Diskusi Ekonomi Karbon, Eddy Soeparno Temui Mantan Menteri Lingkungan Hidup

Eddy Soeparno dan Emil Salim (Sumber: mpr.go.id)
Eddy Soeparno dan Emil Salim (Sumber: mpr.go.id)

Eddy Soeparno temui Prof. Emil Salim untuk minta masukan soal lingkungan, transisi energi, dan ekonomi karbon sebagai pilar pertumbuhan ekonomi nasional.

Generasi.co, Jakarta – Pimpinan MPR RI dari Fraksi PAN, Eddy Soeparno, menemui Menteri Negara Lingkungan Hidup periode 1978-1983 Prof. Emil Salim. Saat bertemu langsung, Eddy menyampaikan bahwa sejak dulu dirinya mengidolakan Prof. Emil Salim.
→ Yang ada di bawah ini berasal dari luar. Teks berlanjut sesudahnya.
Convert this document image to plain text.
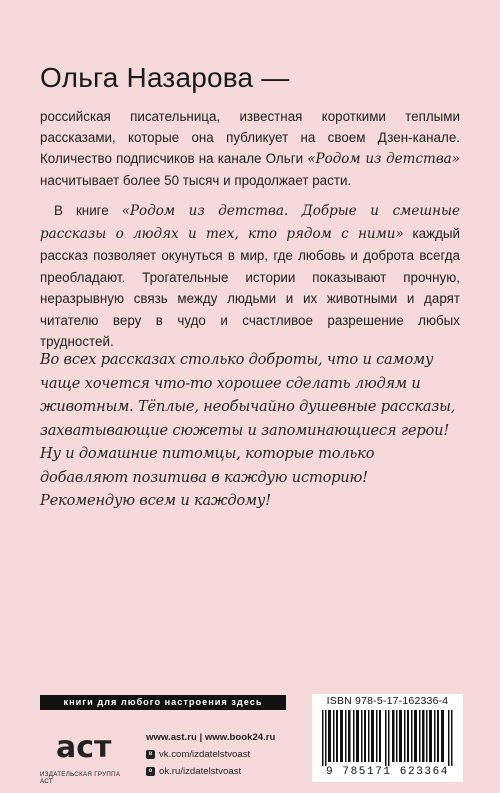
Ольга Назарова —
российская писательница, известная короткими теплыми рассказами, которые она публикует на своем Дзен-канале. Количество подписчиков на канале Ольги «Родом из детства» насчитывает более 50 тысяч и продолжает расти.
В книге «Родом из детства. Добрые и смешные рассказы о людях и тех, кто рядом с ними» каждый рассказ позволяет окунуться в мир, где любовь и доброта всегда преобладают. Трогательные истории показывают прочную, неразрывную связь между людьми и их животными и дарят читателю веру в чудо и счастливое разрешение любых трудностей.
Во всех рассказах столько доброты, что и самому чаще хочется что-то хорошее сделать людям и животным. Тёплые, необычайно душевные рассказы, захватывающие сюжеты и запоминающиеся герои! Ну и домашние питомцы, которые только добавляют позитива в каждую историю! Рекомендую всем и каждому!
книги для любого настроения здесь
аст
ИЗДАТЕЛЬСКАЯ ГРУППА АСТ
www.ast.ru | www.book24.ru
в vk.com/izdatelstvoast
о ok.ru/izdatelstvoast
ISBN 978-5-17-162336-4
9 785171 623364
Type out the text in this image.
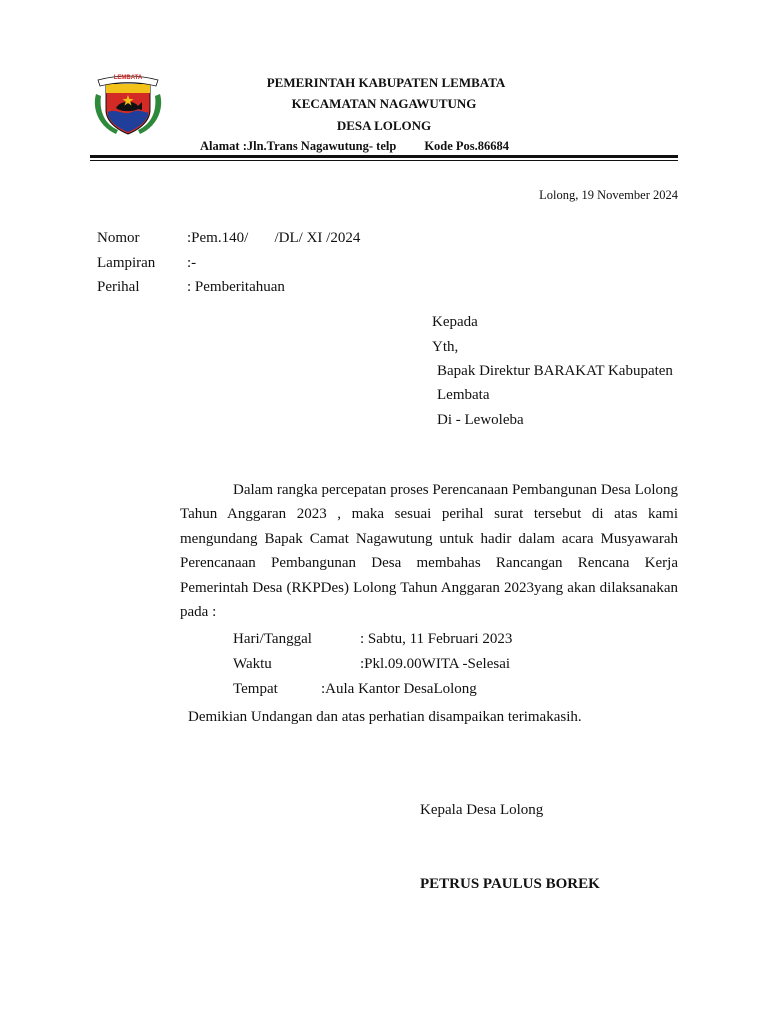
LEMBATA	PEMERINTAH KABUPATEN LEMBATA
KECAMATAN NAGAWUTUNG
DESA LOLONG
Alamat :Jln.Trans Nagawutung- telp Kode Pos.86684
Lolong, 19 November 2024
Nomor	:Pem.140/       /DL/ XI /2024
Lampiran :-
Perihal	: Pemberitahuan
Kepada
Yth,
Bapak Direktur BARAKAT Kabupaten
Lembata
Di - Lewoleba
Dalam rangka percepatan proses Perencanaan Pembangunan Desa Lolong Tahun Anggaran 2023 , maka sesuai perihal surat tersebut di atas kami mengundang Bapak Camat Nagawutung untuk hadir dalam acara Musyawarah Perencanaan Pembangunan Desa membahas Rancangan Rencana Kerja Pemerintah Desa (RKPDes) Lolong Tahun Anggaran 2023yang akan dilaksanakan pada :
Hari/Tanggal	: Sabtu, 11 Februari 2023
Waktu	:Pkl.09.00WITA -Selesai
Tempat	:Aula Kantor DesaLolong
Demikian Undangan dan atas perhatian disampaikan terimakasih.
Kepala Desa Lolong
PETRUS PAULUS BOREK
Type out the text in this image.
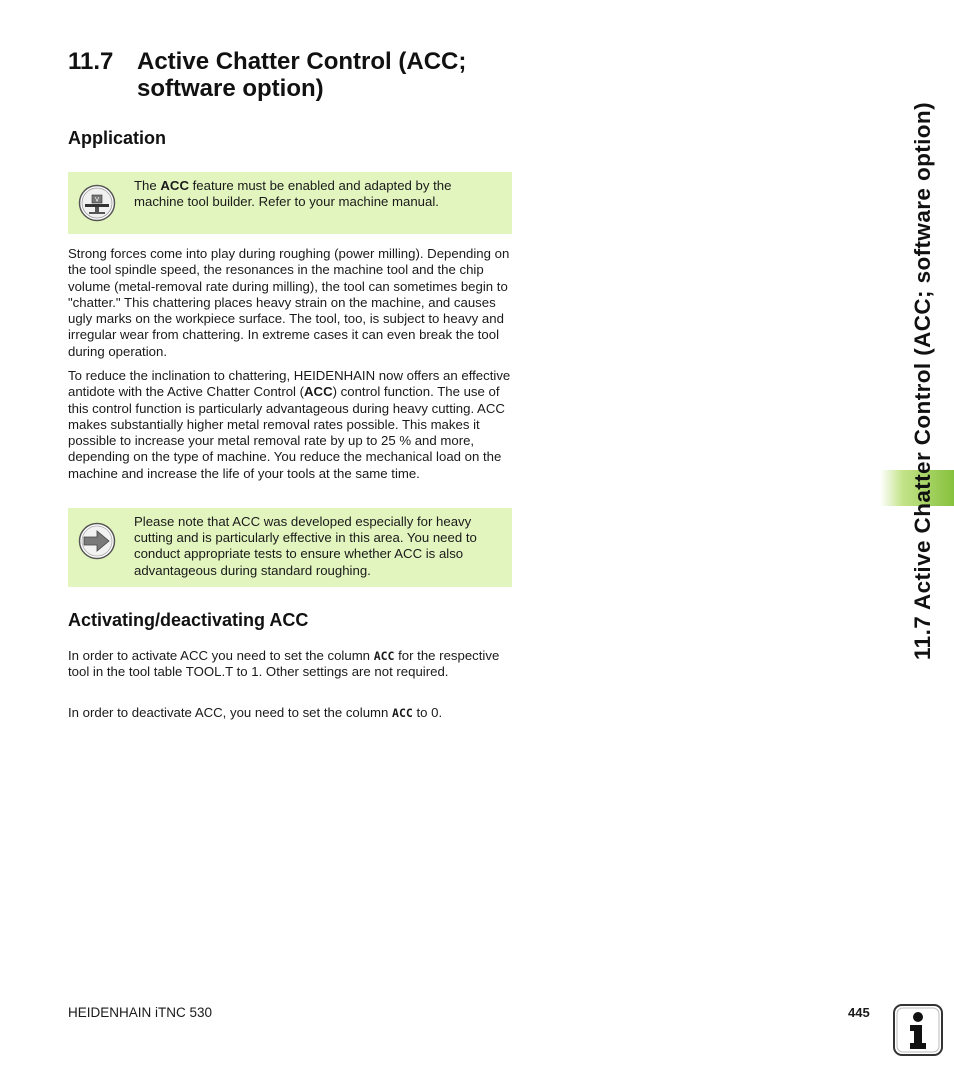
11.7 Active Chatter Control (ACC;
software option)
Application
V
The ACC feature must be enabled and adapted by the machine tool builder. Refer to your machine manual.

Strong forces come into play during roughing (power milling). Depending on the tool spindle speed, the resonances in the machine tool and the chip volume (metal-removal rate during milling), the tool can sometimes begin to "chatter." This chattering places heavy strain on the machine, and causes ugly marks on the workpiece surface. The tool, too, is subject to heavy and irregular wear from chattering. In extreme cases it can even break the tool during operation.

To reduce the inclination to chattering, HEIDENHAIN now offers an effective antidote with the Active Chatter Control (ACC) control function. The use of this control function is particularly advantageous during heavy cutting. ACC makes substantially higher metal removal rates possible. This makes it possible to increase your metal removal rate by up to 25 % and more, depending on the type of machine. You reduce the mechanical load on the machine and increase the life of your tools at the same time.

Please note that ACC was developed especially for heavy cutting and is particularly effective in this area. You need to conduct appropriate tests to ensure whether ACC is also advantageous during standard roughing.
Activating/deactivating ACC

In order to activate ACC you need to set the column ACC for the respective tool in the tool table TOOL.T to 1. Other settings are not required.

In order to deactivate ACC, you need to set the column ACC to 0.

11.7 Active Chatter Control (ACC; software option)
HEIDENHAIN iTNC 530	445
“Prof. Emil Salim adalah idola saya sejak dulu dan saat ini bersyukur sekali bisa bertemu beliau. Ekonom yang juga pionir kebijakan lingkungan hidup di Indonesia, yang saat ini sudah menjadi ‘living legend‘,” kata Eddy dalam keterangan tertulis, Selasa (20/5/2025).

Eddy juga menyampaikan kekaguman dan rasa hormatnya kepada Emil Salim karena di usia 95 tahun masih terus memiliki kepedulian terhadap isu lingkungan hidup dan ekonomi.

“Kita bersyukur Prof. Emil Salim masih terus mengabdikan pikiran-pikiran terbaiknya untuk Indonesia. Seperti Presiden Prabowo sampaikan ketika bertemu beliau, bahwa Prof. Emil Salim adalah teladan bagi kita semua,” lanjutnya.

Doktor Ilmu Politik UI ini menyampaikan kedatangannya menemui Emil Salim adalah untuk meminta masukan mengenai lingkungan hidup, transisi energi dan secara spesifik mengenai ekonomi karbon.

“Kami meminta saran, nasehat dan masukan dari beliau mengenai kebijakan di bidang lingkungan hidup dan bagaimana sektor ekonomi karbon bisa dikembangkan dan membawa manfaat bagi perekonomian sekaligus kualitas lingkungan hidup kita,” lanjutnya.

“Saya bersyukur karena Prof. Emil Salim mendukung penuh akselerasi perdagangan karbon menjadi pilar ekonomi nasional untuk menopang target pertumbuhan ekonomi 8 persen,” ucapnya.

Dalam kesempatan tersebut, Prof. Emil Salim menyampaikan harapannya agar Eddy Soeparno terus memperluas kolaborasi dalam memanfaatkan potensi ekonomi karbon Indonesia.

“Ada potensi di depan mata yang harus dimanfaatkan segera. Ekonomi karbon bisa menjadi salah satu solusi masalah lingkungan hidup sekaligus menjadi potensi pendapatan untuk negara yang saat ini dibutuhkan Presiden Prabowo,” ungkap Emil Salim.

“Sekarang sudah waktunya untuk doubling the effort untuk meningkatkan akselerasi ekonomi karbon dan perdagangan karbon untuk memberikan manfaat bagi meningkatnya penerimaan negara,” tutupnya.